Suleiman assured the Americans that Hamas’ positions were not carved in stone. They were amenable to negotiation, for which purpose he had sought to collect the entire Hamas leadership in Cairo to kick off talks with Abu Mazen.


But the Egyptian minister never did take off for Damascus. There was no point.


The Iranian envoy, Mohtashami-Pour, who was standing by in Damascus, checkmated the US-Egyptian plan in two moves:


A. He pledged sufficient Iranian funds for Hamas to set up a government and exercise control over the Palestinian Authority, provided the group jumped into the pro-Tehran camp and turned its back on any American-Egyptian orientation. The funds would not match the $1 billion plus pledged annually by the European Union, the Americans and others, but several hundred million dollars would be made available, enough if prudently managed to meet “honorable Islamic” standards, as the Iranian official put it.


B. Mohtashami-Pour brokered a pact between Hamas and Jihad Islami leaders in Damascus after chairing several bargaining sessions between them. Mashaal and Jihad chief in Gaza Muhammad al-Hindi agreed to put their hatchet on ice and work together to place Hamas in government.


 


Iran can afford to replace Western aid to the Palestinians


 


The Americans were at a loss to explain how al-Hindi, who tops several lists of wanted Middle East terrorists, managed to slip out of the Gaza Strip and reach the Syrian capital.


A brief investigation by DEBKA-Net-Weekly‘s counter-terror sources disclosed that Egypt’s intelligence chief, who was supposed to be assisting the American plan to keep Hamas out of Palestinian government and block Iranian maneuvers, had ordered Egyptian border officials to let the Jihad chief through the Rafah crossing into Egypt.

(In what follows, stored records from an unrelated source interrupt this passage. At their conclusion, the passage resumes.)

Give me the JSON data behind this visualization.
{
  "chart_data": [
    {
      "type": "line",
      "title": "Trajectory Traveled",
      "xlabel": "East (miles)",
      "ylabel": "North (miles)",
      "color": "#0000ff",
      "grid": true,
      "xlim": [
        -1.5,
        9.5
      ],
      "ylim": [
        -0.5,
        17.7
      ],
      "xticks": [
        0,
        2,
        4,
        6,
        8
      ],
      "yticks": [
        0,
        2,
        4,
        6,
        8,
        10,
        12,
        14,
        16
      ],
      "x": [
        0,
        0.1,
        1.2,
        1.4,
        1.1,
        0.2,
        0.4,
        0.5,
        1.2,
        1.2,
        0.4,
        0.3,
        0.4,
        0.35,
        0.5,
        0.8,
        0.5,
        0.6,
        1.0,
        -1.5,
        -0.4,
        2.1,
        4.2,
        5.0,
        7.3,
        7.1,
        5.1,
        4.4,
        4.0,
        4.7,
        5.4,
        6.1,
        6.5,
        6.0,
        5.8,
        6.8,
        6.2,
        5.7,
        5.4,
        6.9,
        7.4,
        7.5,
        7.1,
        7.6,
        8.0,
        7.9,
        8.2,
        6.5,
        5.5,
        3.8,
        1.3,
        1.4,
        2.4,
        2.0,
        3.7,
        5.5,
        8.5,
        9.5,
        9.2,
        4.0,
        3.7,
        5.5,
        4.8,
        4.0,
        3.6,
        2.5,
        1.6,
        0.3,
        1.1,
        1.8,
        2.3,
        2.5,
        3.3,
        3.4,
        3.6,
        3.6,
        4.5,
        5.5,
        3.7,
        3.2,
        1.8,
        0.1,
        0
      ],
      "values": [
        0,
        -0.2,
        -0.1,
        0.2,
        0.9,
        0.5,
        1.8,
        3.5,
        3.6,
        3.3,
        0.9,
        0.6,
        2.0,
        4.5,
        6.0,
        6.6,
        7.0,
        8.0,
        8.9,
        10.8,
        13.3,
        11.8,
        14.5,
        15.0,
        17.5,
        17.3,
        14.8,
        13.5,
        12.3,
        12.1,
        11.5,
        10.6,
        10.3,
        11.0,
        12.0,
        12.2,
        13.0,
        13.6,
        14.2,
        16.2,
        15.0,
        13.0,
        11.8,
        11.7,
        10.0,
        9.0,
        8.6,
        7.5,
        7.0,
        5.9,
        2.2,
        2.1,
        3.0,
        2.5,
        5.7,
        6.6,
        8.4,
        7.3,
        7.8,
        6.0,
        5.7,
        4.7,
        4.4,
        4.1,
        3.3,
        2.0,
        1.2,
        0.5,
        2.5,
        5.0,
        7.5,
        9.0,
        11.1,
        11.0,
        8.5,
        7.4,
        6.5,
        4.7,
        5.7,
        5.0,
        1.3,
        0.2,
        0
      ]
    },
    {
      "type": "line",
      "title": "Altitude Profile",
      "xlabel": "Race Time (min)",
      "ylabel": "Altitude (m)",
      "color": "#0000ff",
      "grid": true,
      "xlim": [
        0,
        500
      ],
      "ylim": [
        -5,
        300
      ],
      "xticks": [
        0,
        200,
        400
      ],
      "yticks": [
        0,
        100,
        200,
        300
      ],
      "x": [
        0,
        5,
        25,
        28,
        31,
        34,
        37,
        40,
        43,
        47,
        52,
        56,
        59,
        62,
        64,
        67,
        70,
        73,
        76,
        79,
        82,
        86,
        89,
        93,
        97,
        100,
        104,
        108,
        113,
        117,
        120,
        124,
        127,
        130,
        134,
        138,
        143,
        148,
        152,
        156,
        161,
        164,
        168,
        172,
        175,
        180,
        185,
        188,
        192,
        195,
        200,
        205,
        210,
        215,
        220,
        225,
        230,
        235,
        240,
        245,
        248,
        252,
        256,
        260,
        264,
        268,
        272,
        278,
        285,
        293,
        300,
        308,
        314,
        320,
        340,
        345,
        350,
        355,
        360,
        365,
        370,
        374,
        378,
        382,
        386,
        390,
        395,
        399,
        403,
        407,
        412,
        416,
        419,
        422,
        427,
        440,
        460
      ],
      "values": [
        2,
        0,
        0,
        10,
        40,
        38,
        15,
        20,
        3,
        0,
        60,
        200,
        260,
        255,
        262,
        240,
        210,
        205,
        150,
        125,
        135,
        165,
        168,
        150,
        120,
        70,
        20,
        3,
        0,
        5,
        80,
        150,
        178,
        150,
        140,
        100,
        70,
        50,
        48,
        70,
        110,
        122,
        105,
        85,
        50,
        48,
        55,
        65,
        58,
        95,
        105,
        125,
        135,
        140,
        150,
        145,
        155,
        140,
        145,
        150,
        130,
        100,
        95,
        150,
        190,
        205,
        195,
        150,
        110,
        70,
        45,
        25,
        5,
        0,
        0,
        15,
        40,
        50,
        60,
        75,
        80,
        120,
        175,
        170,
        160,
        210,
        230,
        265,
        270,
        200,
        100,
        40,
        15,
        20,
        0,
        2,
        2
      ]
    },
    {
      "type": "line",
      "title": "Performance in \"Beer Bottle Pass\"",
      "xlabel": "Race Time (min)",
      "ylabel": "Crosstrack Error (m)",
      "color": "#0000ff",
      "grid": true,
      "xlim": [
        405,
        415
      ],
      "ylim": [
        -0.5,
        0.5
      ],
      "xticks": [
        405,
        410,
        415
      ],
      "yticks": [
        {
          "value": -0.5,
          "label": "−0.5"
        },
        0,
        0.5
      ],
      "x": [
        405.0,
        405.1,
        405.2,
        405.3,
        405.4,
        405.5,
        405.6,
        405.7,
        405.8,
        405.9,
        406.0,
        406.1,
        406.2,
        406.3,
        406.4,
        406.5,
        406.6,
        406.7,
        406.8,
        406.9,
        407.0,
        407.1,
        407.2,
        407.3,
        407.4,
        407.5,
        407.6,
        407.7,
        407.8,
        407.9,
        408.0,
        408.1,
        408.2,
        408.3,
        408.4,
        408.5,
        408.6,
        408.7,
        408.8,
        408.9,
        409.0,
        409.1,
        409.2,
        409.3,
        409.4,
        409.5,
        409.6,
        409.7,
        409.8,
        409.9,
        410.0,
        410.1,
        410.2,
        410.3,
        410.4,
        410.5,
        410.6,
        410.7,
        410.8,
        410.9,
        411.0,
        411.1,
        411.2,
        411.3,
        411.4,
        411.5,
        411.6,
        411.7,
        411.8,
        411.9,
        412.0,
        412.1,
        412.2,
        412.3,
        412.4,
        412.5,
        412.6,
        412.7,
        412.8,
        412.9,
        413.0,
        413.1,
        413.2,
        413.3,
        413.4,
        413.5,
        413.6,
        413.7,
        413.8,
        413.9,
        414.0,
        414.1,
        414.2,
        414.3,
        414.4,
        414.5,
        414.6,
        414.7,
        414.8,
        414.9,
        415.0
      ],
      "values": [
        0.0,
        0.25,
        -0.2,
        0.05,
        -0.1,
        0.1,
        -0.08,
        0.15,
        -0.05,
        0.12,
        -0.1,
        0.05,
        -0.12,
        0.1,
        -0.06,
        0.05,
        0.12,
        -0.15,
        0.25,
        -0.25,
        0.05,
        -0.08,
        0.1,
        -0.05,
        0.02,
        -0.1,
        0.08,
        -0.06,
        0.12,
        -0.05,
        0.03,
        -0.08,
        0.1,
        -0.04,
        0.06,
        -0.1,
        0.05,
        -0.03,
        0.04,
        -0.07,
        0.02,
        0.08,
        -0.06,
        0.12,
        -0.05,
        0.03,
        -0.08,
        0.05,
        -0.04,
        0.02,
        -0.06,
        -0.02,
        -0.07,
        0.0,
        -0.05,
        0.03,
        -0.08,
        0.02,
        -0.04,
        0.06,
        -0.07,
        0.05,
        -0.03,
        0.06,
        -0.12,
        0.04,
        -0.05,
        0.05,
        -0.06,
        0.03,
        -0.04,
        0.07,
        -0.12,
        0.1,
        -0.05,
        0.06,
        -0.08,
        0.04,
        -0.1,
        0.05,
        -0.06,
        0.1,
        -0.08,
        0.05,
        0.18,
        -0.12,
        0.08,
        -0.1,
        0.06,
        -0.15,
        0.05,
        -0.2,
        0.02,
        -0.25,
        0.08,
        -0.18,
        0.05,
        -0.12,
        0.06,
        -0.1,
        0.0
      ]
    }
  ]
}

From there he had no trouble catching a plane to Damascus.


That was the point at which the Bush administration team understood that Iran was not the only obstacle to its plans. Egypt too made a habit of keeping several aces up its sleeve for action independent of Washington.


But meanwhile, American Iran experts were employed for some fast number-crunching this week to see if Iran could on its own meet the expense of supporting Palestinian government for any length of time; and, if so, how the ayatollahs profited from the deal. They were surprised to find that Iran can well afford to bankroll Hamas in government. For an investment of no more than $400 million, a drop in the Islamic Republic’s ocean of petrodollars, it can pick up its second territorial sphere of influence after Hizballah and its second outlet to the Mediterranean Sea. The further benefit for Tehran is the chance to drive wedges between Israel and Jordan to the east and Israel and Egypt to the south.


Because Suleiman had lost the ball to his Iranian adversary, who had got to Hamas leaders first, he had no news for Abu Mazen and Israeli foreign minister Tzipi Livni when they arrived in Cairo Wednesday.


The Egyptian intelligence chief contented himself with a warning to the Israeli minister that if acting prime minister Ehud Olmert chose to freeze funds to the Palestinian Authority because of the Hamas victory, Iran would make up the difference. In no time, the government in Jerusalem would find it had a new neighbor next door in Ramallah.


Washington and Cairo have not thrown in the towel after their initial setback and further moves are in store shortly.